La voix, sombre et glaciale, ne laissait aucun doute : l’Indicible venait de faire son entrée dans la salle. Caché dans son manteau écarlate qui le recouvrait de la tête aux pieds, l’Être millénaire, celui qui avait vaincu la Mort, se rapprocha des Guerriers Noirs, tous agenouillés. Sa main squelettique prit le menton d’Argéthuse et il terrassa l’assurance de son serviteur d’un simple regard.

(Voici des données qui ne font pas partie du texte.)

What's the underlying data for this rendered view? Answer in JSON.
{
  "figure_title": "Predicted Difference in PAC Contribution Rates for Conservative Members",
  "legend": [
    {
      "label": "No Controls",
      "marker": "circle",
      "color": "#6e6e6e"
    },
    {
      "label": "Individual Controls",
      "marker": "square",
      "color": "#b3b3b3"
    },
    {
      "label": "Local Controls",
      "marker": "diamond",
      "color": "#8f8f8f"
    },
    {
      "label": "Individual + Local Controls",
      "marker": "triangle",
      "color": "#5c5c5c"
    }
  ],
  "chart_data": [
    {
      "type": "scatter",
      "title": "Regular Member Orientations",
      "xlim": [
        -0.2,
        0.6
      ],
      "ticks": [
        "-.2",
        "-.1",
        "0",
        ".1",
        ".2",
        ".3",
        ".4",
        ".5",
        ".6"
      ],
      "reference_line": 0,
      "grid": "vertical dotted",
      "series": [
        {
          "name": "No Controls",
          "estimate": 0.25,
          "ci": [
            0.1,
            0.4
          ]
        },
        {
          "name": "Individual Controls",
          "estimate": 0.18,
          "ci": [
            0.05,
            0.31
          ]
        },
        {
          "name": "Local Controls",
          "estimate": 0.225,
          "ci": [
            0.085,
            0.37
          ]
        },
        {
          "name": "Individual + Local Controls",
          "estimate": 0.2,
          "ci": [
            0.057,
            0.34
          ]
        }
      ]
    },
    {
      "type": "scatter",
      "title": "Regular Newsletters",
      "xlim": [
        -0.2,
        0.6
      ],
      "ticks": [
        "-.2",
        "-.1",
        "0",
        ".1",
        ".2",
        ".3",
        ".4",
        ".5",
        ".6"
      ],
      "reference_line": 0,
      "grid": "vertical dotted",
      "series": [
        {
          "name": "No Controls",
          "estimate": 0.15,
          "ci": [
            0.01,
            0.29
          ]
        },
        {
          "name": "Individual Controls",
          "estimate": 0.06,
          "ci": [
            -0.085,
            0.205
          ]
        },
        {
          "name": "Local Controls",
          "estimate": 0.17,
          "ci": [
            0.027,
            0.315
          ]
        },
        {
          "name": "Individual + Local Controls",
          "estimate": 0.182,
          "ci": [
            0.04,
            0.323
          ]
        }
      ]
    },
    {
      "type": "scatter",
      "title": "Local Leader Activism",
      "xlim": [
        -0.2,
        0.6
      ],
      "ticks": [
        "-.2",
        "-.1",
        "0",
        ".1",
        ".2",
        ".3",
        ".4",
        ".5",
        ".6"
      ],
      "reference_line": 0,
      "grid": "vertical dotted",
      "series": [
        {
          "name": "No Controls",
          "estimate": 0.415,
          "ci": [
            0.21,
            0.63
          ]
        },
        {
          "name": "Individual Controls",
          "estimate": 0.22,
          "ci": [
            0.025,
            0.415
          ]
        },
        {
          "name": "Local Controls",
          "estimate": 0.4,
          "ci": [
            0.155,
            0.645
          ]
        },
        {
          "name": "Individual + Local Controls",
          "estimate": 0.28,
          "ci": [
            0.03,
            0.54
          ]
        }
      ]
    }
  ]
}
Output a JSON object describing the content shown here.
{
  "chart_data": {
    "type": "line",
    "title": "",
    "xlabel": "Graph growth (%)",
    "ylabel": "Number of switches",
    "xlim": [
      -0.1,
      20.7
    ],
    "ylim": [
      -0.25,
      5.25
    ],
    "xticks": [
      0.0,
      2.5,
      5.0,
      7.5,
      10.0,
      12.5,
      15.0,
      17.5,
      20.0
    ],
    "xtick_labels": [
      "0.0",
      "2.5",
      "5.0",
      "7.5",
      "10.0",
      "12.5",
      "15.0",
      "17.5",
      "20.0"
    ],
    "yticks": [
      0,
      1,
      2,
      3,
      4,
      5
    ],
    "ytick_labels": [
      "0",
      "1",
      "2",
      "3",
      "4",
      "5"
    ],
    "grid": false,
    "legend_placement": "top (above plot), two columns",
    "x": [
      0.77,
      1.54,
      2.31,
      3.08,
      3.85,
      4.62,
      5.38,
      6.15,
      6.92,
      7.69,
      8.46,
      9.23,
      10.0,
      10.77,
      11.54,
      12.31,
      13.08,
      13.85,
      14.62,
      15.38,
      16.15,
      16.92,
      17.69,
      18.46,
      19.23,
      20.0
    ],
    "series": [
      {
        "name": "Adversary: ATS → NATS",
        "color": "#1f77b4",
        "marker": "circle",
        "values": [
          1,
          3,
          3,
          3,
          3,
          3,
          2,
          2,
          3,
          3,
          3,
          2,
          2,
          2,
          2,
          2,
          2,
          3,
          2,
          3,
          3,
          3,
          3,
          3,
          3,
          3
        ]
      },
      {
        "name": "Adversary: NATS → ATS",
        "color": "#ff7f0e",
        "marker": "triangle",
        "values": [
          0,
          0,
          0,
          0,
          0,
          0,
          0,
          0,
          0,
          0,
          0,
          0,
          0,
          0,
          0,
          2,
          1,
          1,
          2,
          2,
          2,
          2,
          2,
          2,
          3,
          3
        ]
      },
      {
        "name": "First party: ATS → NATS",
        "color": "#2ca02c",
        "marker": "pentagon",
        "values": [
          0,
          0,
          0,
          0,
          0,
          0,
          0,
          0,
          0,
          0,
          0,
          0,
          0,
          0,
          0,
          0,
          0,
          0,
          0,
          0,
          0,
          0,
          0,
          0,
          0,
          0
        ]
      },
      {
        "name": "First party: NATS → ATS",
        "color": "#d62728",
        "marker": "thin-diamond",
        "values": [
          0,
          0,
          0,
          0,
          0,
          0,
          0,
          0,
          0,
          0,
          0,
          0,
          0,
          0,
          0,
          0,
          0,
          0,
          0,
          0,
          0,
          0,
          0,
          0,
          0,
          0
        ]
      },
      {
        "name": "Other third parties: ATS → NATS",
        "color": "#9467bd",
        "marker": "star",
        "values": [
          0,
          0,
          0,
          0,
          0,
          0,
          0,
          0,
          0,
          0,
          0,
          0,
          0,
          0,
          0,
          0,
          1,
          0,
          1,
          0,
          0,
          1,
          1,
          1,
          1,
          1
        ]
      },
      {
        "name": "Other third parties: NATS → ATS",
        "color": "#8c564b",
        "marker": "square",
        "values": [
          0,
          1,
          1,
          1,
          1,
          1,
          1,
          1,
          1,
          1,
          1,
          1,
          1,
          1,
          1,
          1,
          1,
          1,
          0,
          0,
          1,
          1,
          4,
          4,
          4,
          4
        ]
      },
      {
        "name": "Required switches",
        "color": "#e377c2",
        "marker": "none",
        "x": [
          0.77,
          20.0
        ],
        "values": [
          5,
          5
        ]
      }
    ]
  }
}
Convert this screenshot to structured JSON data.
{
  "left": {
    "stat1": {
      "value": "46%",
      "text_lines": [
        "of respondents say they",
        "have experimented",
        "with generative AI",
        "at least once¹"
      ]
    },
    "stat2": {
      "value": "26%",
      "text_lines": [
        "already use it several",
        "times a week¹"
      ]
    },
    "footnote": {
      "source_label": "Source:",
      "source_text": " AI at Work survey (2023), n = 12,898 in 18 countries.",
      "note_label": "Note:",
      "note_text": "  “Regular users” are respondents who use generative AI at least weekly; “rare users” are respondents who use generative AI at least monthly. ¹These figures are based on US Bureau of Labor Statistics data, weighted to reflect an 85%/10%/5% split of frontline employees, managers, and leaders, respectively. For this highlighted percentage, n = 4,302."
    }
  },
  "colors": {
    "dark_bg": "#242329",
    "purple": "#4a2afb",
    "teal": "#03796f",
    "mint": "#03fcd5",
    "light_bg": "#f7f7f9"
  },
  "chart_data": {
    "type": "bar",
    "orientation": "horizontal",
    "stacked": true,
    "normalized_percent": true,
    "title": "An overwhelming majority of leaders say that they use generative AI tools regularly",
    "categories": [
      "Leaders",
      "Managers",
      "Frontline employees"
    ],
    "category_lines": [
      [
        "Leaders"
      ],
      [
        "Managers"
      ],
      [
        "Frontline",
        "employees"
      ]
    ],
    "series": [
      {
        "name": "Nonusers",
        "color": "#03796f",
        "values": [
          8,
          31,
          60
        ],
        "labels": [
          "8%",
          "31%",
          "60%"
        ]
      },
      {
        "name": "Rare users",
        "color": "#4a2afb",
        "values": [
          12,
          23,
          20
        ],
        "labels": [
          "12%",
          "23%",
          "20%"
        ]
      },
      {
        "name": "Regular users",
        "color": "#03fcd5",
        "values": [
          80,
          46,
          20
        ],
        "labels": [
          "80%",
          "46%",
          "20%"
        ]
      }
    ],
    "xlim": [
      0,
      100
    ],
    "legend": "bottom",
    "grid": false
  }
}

« Tu penses t’être joué d’Eluontios seul ? Je me suis servi de toi pour l’atteindre comme tu t’es servi de ces guerriers pour terrasser la Horde. Ravale ton assurance, Chimère Noire. Celle qui est devenue mon Cœur savait que son frère mènerait cette mission à bien. Elle a su le conduire sur les chemins escarpés de la rage et de la violence. A présent, la Horde n’est plus et le maître des Tumultes a perdu un de ses fidèles alliés. Dans la lutte qui va s’ouvrir, c’est un avantage certain. Mais il y a mieux : grâce à toi, je me suis emparé des cauchemars de ces guerriers et, un jour, je saurais m’en servir ».